Aku menyetop kata-katanya. “Bukannya kartu The Death tidak selalu berarti kematian?”

“Tadi hasil ramalan untukmu artinya itu.”

Calypso memotong percakapan kami. “Stop dulu untuk itu. Sekarang…”

Erato segera memotong kata-kata Calypso. “Daph! Siapa dia?”

Aku menatap ke arah yang ditunjuk Erato. “Oh, dia? Dia Argus. Tadi dia membantuku
kabur dari Gyle.”

Laurel menoleh pada Argus. Lalu terdiam.

“Laurel?”

Mendadak ekspresi Laurel berubah seratus delapan puluh derajat. Matanya berkilat
marah. Ia menatap Argus dengan ekspresi siap membunuh.
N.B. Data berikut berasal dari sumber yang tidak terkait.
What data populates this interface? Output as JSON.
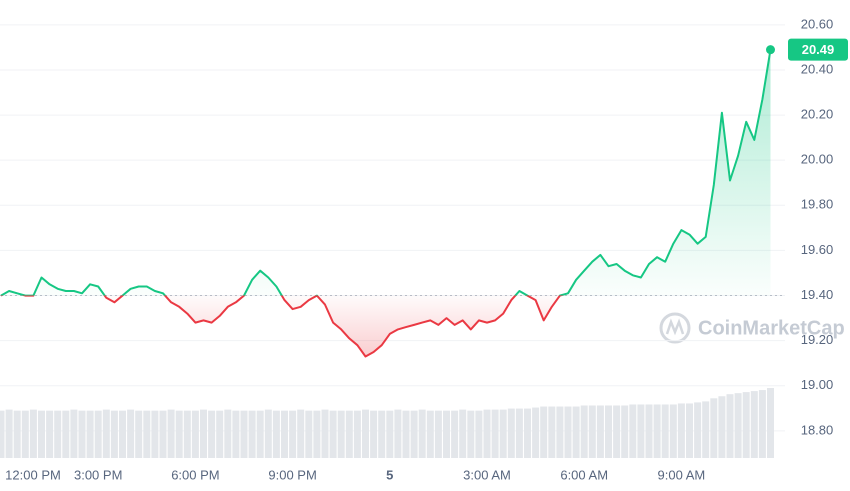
{
  "chart_data": {
    "type": "line",
    "categories": [
      "12:00 PM",
      null,
      null,
      null,
      null,
      null,
      null,
      null,
      null,
      null,
      null,
      null,
      "3:00 PM",
      null,
      null,
      null,
      null,
      null,
      null,
      null,
      null,
      null,
      null,
      null,
      "6:00 PM",
      null,
      null,
      null,
      null,
      null,
      null,
      null,
      null,
      null,
      null,
      null,
      "9:00 PM",
      null,
      null,
      null,
      null,
      null,
      null,
      null,
      null,
      null,
      null,
      null,
      "5",
      null,
      null,
      null,
      null,
      null,
      null,
      null,
      null,
      null,
      null,
      null,
      "3:00 AM",
      null,
      null,
      null,
      null,
      null,
      null,
      null,
      null,
      null,
      null,
      null,
      "6:00 AM",
      null,
      null,
      null,
      null,
      null,
      null,
      null,
      null,
      null,
      null,
      null,
      "9:00 AM",
      null,
      null,
      null,
      null,
      null,
      null,
      null,
      null,
      null,
      null,
      null
    ],
    "series": [
      {
        "name": "Price",
        "color": "#16c784",
        "below_color": "#ea3943",
        "values": [
          19.4,
          19.42,
          19.41,
          19.4,
          19.4,
          19.48,
          19.45,
          19.43,
          19.42,
          19.42,
          19.41,
          19.45,
          19.44,
          19.39,
          19.37,
          19.4,
          19.43,
          19.44,
          19.44,
          19.42,
          19.41,
          19.37,
          19.35,
          19.32,
          19.28,
          19.29,
          19.28,
          19.31,
          19.35,
          19.37,
          19.4,
          19.47,
          19.51,
          19.48,
          19.44,
          19.38,
          19.34,
          19.35,
          19.38,
          19.4,
          19.36,
          19.28,
          19.25,
          19.21,
          19.18,
          19.13,
          19.15,
          19.18,
          19.23,
          19.25,
          19.26,
          19.27,
          19.28,
          19.29,
          19.27,
          19.3,
          19.27,
          19.29,
          19.25,
          19.29,
          19.28,
          19.29,
          19.32,
          19.38,
          19.42,
          19.4,
          19.38,
          19.29,
          19.35,
          19.4,
          19.41,
          19.47,
          19.51,
          19.55,
          19.58,
          19.53,
          19.54,
          19.51,
          19.49,
          19.48,
          19.54,
          19.57,
          19.55,
          19.63,
          19.69,
          19.67,
          19.63,
          19.66,
          19.89,
          20.21,
          19.91,
          20.02,
          20.17,
          20.09,
          20.27,
          20.49
        ]
      }
    ],
    "volume": {
      "color": "#e3e6ea",
      "values": [
        46,
        47,
        46,
        46,
        47,
        46,
        46,
        46,
        46,
        47,
        46,
        46,
        46,
        47,
        46,
        46,
        47,
        46,
        46,
        46,
        46,
        47,
        46,
        46,
        46,
        47,
        46,
        46,
        47,
        46,
        46,
        46,
        46,
        47,
        46,
        46,
        46,
        47,
        46,
        46,
        47,
        46,
        46,
        46,
        46,
        47,
        46,
        46,
        46,
        47,
        46,
        46,
        47,
        46,
        46,
        46,
        46,
        47,
        46,
        46,
        47,
        47,
        47,
        48,
        48,
        48,
        49,
        50,
        50,
        50,
        50,
        50,
        51,
        51,
        51,
        51,
        51,
        51,
        52,
        52,
        52,
        52,
        52,
        52,
        53,
        53,
        54,
        55,
        58,
        60,
        62,
        63,
        64,
        65,
        66,
        68
      ]
    },
    "baseline": 19.4,
    "ylim": [
      18.68,
      20.71
    ],
    "yticks": [
      {
        "value": 18.8,
        "label": "18.80"
      },
      {
        "value": 19.0,
        "label": "19.00"
      },
      {
        "value": 19.2,
        "label": "19.20"
      },
      {
        "value": 19.4,
        "label": "19.40"
      },
      {
        "value": 19.6,
        "label": "19.60"
      },
      {
        "value": 19.8,
        "label": "19.80"
      },
      {
        "value": 20.0,
        "label": "20.00"
      },
      {
        "value": 20.2,
        "label": "20.20"
      },
      {
        "value": 20.4,
        "label": "20.40"
      },
      {
        "value": 20.6,
        "label": "20.60"
      }
    ],
    "grid": true,
    "watermark": "CoinMarketCap"
  }
}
“Pengkhianat,” katanya serak. “Pengkhianat! Kau… kau membunuh keluargamu sendiri…
Kau… kau…”

James memotong kalimat Laurel. “Apa yang kaulakukan di sini, Argus? Keberadaanmu tak
dibutuhkan. Tak ada yang membutuhkan pengkhianat sepertimu.”

Argus menatap James lekat. “Aku sudah melakukan kesalahan dengan menyerahkan kedua
orangtuamu pada Gyle. Tapi aku tak akan melakukannya lagi. Berikan aku satu
kesempatan lagi.”

“Kesempatan?!” jerit Laurel, sarat kemarahan. “Kesempatan, setelah apa yang
kaulakukan pada orangtua kami?! Jangan bermimpi! Kau hanyalah pengkhianat!”

Ekspresi Argus mengeruh. “Tolong. Aku tak bermaksud melakukan itu. Aku tak mengira
Gyle jahat. Kalian sudah tahu itu. Maafkan kesalahanku. Berikan padaku satu
kesempatan lain.”

James menatap Argus lagi, tapi tak mengatakan apapun. Keheningan yang merisaukan
terjadi. Bahkan Ares yang paling sembarangan bicarapun tak mengatakan apapun. Ini
sudah berubah menjadi masalah pribadi. Tak ada satupun yang berbicara. Tak ada
satupun yang ingin terlibat dalam permasalahan ini.

“Baiklah,” kata James akhirnya. “Tapi hanya satu.”

Dengan segera Argus berubah lega. “Terima kasih. Aku akan berusaha sebaik-baiknya.
Aku…”

James berbalik menjauhi Argus. Argus tak berusaha menyetopnya maupun melanjutkan
kata-katanya.

“Jadi,” katanya akhirnya, “bisakah kita mulai dengan perkenalan?”